(Reuters) - Former coach and College Football Hall of Fame inductee Jim Donnan was charged by U.S. securities regulators on Thursday with running an $80 million Ponzi scheme whose victims included other college coaches and former players.
Donnan, who coached football at Marshall University and the University of Georgia before becoming a television commentator for ESPN, recruited contacts from his sports career as investors in the company he ran with business partner Gregory Crabtree, the U.S. Securities and Exchange Commission said.
"Your Daddy is going to take care of you," Donnan told one former player who later invested $800,000, according to the SEC's complaint, which did not name the victims.
The men told investors their company, GLC Limited, bought leftover or damaged merchandise from retailers and resold it to discount retailers.
They promised returns of 50 percent to 380 percent and raised $80 million from about 100 investors, the agency said. But only about $12 million went to buying merchandise, and the rest was used to pay fake returns to investors or stolen for other uses.
"Donnan and Crabtree convinced investors to pour millions of dollars into a purportedly unique and profitable business with huge potential and little risk," William P. Hicks, associate regional director in the SEC's Atlanta office, said in a statement.
"But they were merely pulling an old page out of the Ponzi scheme playbook, and the clock eventually ran out," Hicks said.
Emails and phone calls to attorneys for the two men were not immediately returned.
Donnan brought Marshall University to national attention as a major college football program and led the University of Georgia to four consecutive bowl game wins from 1997-2000, according to the College Football Hall of Fame website. He was inducted in 2009.
The SEC said Donnan recruited the majority of the investors. He told potential investors their money would be used to purchase specific items -- such as out-of-season toys or holiday decorations or leftover patio furniture -- that had already been pre-sold to other retailers, the complaint said.
"You can't lose your money; it's already pumping oil," he told one person, according to the SEC complaint.
Donnan also told investors that he would invest in the same deals and that other prominent college football coaches had successfully invested in GLC, the SEC said.
GLC filed for bankruptcy in February 2011, the SEC said. To date, 61 people who say they invested in GLC have filed claims against the company worth about $40 million.
The scheme ran from August 2007 to October 2010, the SEC said in its complaint, filed in federal court in Atlanta. Much of the merchandise GLC purchased was left unsold in warehouses in West Virginia and Ohio.

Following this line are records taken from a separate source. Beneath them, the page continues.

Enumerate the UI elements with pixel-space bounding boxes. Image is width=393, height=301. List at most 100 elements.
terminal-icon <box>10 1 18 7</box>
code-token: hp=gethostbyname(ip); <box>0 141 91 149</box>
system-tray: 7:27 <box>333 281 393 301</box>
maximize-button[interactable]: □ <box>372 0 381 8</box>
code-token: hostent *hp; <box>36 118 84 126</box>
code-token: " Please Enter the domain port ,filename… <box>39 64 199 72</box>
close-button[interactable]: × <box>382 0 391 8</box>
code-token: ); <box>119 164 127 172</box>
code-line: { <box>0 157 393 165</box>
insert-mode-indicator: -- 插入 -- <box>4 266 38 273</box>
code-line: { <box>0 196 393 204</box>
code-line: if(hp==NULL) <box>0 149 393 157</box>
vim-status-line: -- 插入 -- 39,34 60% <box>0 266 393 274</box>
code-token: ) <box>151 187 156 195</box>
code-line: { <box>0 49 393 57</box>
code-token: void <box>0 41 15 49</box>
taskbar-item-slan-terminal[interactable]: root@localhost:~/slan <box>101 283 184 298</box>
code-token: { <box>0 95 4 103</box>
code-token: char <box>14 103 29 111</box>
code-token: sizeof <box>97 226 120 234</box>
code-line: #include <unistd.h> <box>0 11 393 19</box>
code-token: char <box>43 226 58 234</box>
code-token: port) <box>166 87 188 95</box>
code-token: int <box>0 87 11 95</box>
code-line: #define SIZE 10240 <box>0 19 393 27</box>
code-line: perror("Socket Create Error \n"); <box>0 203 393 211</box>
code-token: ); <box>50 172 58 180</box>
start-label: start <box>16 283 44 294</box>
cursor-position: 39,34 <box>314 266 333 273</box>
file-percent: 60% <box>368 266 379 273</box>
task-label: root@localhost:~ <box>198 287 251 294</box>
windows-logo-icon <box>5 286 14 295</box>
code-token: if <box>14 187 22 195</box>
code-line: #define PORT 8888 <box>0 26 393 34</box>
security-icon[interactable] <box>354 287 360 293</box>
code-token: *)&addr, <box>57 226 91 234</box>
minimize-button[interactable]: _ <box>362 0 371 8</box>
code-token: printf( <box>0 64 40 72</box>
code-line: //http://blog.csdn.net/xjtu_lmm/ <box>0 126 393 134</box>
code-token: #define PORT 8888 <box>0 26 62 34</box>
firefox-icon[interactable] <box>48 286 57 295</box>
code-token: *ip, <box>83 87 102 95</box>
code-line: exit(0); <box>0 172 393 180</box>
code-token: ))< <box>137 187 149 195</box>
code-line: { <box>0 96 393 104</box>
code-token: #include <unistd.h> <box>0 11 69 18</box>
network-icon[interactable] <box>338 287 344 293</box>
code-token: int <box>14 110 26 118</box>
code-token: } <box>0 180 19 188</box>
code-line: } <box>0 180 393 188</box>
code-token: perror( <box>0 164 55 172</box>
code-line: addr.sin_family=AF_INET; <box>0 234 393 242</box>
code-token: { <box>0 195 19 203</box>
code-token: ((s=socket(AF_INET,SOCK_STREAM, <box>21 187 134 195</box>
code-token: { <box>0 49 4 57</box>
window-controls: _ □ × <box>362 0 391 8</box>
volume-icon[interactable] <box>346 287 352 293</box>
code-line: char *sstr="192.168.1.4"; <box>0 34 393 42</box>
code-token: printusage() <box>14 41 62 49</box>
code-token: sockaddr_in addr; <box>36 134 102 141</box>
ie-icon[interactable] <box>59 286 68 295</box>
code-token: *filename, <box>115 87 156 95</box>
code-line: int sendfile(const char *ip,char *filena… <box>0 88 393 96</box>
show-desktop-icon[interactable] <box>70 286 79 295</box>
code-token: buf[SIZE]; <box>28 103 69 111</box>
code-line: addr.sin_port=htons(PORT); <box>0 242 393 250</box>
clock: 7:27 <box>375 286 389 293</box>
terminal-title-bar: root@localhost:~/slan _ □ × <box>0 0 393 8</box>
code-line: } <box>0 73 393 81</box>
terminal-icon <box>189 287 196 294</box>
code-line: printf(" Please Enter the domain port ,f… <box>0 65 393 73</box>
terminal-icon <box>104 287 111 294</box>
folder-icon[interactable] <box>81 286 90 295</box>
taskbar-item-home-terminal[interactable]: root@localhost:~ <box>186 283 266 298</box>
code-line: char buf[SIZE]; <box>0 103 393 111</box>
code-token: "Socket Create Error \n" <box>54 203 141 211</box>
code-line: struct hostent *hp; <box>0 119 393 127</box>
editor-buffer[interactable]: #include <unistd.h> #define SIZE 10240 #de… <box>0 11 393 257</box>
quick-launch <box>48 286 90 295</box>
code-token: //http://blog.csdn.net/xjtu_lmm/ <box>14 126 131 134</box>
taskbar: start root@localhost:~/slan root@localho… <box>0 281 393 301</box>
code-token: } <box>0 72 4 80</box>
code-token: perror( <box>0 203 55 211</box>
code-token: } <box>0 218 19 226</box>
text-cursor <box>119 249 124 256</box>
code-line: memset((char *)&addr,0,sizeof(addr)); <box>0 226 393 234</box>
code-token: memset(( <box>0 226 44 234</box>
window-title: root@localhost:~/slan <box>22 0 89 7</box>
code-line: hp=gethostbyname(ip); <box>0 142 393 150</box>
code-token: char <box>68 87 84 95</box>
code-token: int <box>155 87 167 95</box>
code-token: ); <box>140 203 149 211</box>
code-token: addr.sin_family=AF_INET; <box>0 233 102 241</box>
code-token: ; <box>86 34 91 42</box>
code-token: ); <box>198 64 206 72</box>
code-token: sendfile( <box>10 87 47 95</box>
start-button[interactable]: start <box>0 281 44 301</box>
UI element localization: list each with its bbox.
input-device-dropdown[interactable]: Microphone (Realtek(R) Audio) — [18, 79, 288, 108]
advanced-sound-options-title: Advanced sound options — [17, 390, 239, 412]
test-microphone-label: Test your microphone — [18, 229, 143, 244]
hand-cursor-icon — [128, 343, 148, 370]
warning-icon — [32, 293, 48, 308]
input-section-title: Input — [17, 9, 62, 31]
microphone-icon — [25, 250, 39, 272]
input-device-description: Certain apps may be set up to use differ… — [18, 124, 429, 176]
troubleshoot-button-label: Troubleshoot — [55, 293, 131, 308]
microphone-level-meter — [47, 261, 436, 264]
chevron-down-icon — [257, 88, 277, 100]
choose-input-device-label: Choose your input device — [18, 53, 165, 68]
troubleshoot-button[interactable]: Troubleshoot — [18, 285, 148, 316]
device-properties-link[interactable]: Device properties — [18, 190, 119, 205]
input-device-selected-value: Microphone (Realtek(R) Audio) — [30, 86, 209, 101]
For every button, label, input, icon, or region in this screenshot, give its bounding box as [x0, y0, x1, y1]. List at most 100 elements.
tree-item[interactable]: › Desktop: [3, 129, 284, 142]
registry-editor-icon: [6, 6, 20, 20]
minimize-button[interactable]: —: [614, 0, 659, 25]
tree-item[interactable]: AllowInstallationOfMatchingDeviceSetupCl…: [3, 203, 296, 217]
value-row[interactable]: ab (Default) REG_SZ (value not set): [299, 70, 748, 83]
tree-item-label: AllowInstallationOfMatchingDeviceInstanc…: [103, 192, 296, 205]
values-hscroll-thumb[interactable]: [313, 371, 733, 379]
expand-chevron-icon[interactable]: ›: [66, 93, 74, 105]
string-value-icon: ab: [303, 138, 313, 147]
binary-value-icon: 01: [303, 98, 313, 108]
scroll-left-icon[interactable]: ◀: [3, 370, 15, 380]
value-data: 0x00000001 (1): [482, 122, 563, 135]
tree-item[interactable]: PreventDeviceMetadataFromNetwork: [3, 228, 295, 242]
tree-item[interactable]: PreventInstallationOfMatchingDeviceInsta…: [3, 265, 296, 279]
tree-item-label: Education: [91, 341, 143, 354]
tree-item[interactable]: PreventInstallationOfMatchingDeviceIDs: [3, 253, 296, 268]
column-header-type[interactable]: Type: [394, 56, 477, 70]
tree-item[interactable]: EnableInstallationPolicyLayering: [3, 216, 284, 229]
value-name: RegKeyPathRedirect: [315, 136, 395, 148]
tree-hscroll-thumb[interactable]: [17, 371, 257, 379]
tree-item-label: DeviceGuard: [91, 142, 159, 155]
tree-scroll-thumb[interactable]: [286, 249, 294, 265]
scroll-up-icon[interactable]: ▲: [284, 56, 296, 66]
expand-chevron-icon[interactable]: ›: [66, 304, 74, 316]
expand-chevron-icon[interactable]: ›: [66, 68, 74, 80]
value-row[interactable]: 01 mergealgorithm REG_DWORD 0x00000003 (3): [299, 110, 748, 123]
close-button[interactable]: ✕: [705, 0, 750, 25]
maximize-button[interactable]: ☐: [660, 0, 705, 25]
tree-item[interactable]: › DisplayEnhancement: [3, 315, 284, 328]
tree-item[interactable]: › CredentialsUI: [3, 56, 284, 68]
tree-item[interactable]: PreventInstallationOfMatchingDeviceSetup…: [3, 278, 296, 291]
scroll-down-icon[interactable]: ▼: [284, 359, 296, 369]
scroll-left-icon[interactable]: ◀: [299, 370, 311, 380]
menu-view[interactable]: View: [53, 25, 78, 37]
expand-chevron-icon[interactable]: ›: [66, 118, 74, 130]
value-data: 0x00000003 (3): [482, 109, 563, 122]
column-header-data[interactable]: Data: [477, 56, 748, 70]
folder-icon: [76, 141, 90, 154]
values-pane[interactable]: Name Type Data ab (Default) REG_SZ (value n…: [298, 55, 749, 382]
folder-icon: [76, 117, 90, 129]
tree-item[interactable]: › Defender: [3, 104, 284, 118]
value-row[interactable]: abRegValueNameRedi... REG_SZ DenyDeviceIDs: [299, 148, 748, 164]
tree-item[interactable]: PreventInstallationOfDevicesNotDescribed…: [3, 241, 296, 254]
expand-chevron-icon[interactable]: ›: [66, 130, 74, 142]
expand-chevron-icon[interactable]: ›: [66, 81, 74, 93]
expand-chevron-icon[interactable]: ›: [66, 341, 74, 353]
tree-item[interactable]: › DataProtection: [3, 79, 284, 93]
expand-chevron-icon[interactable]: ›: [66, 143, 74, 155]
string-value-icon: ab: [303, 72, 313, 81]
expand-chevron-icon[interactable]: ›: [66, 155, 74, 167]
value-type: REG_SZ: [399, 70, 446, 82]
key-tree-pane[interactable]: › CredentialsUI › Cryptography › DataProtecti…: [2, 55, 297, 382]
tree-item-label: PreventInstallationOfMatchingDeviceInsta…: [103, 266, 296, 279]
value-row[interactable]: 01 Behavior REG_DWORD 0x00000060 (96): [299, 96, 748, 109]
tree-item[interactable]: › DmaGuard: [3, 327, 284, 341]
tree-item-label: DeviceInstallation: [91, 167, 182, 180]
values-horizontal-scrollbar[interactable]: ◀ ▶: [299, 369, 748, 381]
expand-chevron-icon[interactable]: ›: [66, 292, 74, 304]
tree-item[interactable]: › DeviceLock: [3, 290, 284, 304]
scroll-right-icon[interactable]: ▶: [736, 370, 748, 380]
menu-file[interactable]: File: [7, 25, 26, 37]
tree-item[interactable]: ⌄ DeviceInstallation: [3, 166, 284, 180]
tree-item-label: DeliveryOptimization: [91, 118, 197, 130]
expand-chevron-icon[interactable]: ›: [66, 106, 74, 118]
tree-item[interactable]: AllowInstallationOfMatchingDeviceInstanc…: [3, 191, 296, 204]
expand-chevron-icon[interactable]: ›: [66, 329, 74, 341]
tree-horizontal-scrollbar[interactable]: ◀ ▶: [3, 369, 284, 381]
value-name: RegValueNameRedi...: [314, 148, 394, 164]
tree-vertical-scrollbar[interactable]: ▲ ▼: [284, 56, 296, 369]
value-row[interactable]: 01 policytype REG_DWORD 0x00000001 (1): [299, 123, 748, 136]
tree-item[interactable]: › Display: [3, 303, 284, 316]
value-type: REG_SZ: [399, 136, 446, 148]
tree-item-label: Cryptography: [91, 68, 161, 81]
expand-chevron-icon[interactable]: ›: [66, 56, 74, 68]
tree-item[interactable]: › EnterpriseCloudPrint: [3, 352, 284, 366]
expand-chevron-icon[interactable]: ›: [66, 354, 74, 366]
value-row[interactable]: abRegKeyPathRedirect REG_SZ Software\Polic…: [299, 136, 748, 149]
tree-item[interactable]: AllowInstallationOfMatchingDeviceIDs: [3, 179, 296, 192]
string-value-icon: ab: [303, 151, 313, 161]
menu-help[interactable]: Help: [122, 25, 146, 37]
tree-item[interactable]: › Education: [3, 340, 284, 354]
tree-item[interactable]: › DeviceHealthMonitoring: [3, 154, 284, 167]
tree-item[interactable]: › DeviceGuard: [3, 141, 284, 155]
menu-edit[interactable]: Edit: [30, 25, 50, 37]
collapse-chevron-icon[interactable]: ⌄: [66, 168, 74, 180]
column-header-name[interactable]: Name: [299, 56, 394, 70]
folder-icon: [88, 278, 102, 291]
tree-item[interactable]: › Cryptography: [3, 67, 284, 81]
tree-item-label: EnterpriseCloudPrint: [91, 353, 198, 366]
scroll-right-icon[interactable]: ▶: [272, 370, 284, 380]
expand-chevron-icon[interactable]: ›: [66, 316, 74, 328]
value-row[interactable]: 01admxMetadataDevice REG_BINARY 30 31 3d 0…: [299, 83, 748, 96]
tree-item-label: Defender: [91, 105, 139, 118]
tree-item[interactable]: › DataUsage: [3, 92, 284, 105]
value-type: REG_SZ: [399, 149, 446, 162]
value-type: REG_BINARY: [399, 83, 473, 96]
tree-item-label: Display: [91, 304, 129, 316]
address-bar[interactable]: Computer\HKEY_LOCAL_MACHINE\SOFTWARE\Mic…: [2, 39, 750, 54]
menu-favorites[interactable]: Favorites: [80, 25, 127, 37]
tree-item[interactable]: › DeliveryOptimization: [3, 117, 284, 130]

Donnan, who lives in Athens, Georgia, took more than $7 million from GLC, the SEC said. His children also received funds from the company. Crabtree, who lives in Proctorville, Ohio, took more than $1 million, the SEC said.
The men have been charged with violating antifraud and registration provisions of federal securities laws.
Hicks said the SEC seeks the return of ill-gotten gains and a financial penalty.